Hi all,
We have been using Snowplow for a couple of months and it’s working great.
However, we are having some issues on and off with the shredding step in the batch pipeline. We are seeing enrich take <5 minutes, but shredding failing after > 2 hrs, as here:
Our solution to this is to break down the input into smaller batches and process those manually. This works but feels unnecessary since we are not having especially large volumes of data. The process that failed in the above screenshot was somewhere around 1-2 GB with about 1000 objects (500 if you consider that half the objects are lzo index files). We are currently running an EMR cluster of 4 x r3.2xlarge instances with manual configuration from here. This means we have a total of 244 GB of RAM in the core instances (and another 61 in the master). We run this 4 times per day where usually the EMR cluster takes 45 minutes to run and the (incremental) models take another 45-50 minutes.

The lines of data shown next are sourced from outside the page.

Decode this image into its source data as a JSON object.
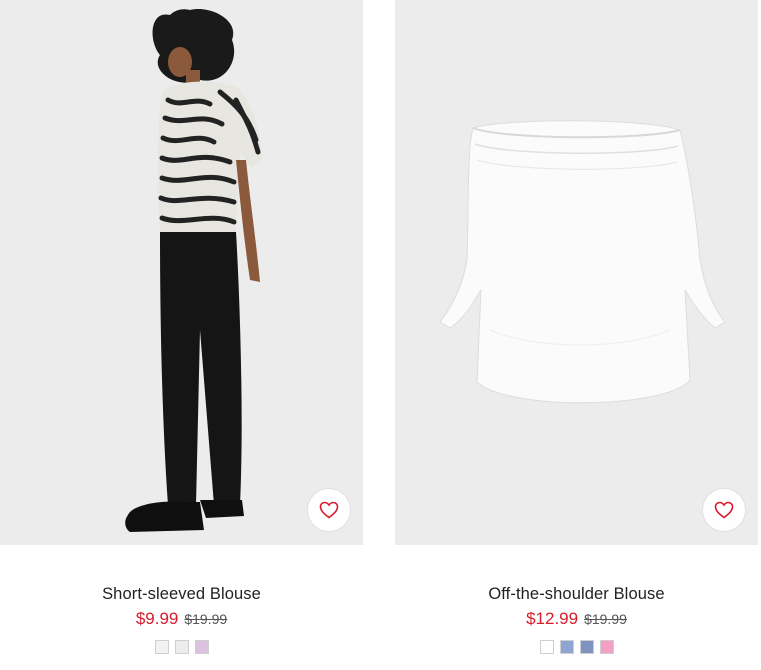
{
  "products": [
    {
      "title": "Short-sleeved Blouse",
      "sale_price": "$9.99",
      "original_price": "$19.99",
      "image_icon": "model-zebra-blouse-photo",
      "swatch_colors": [
        "#f2f2f2",
        "#ededed",
        "#dcc1e0"
      ],
      "favorite_icon": "heart-icon"
    },
    {
      "title": "Off-the-shoulder Blouse",
      "sale_price": "$12.99",
      "original_price": "$19.99",
      "image_icon": "white-blouse-photo",
      "swatch_colors": [
        "#ffffff",
        "#90a4d2",
        "#7f93c3",
        "#f2a1c4"
      ],
      "favorite_icon": "heart-icon"
    }
  ],
  "colors": {
    "sale": "#d81b2a",
    "image_background": "#ececec"
  }
}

The EMR utilisation looks like this for a failing run:
And the failure is memory-related, usually
Java OutOfMemoryError
Or
Container exceeded virtual memory error.
We have traced the moment of failure to a specific line in the shredder code:
Line 357
Which groups by event_id and event_fingerprint.
Going deeper, we looked into our raw tracked events and did some analysis on them. There we found quite some traffic by bots (we are quite heavily indexed by Google and others). So we have event_ids showing up in ~500 events per 10 MB part file. It is a known issue (here and here) that bots are notorious for having poor random number generators. Not much to do about this fact unfortunately.
So, what I am interested in learning is how we can handle these events better? It feels like we are throwing way too much infrastructure at the problem (244 + 61 GB RAM in EMR for 1-2 GB input data still fails with OOM errors) and that we should be able to run this more efficiently. Or is the only solution to run the pipeline more frequently?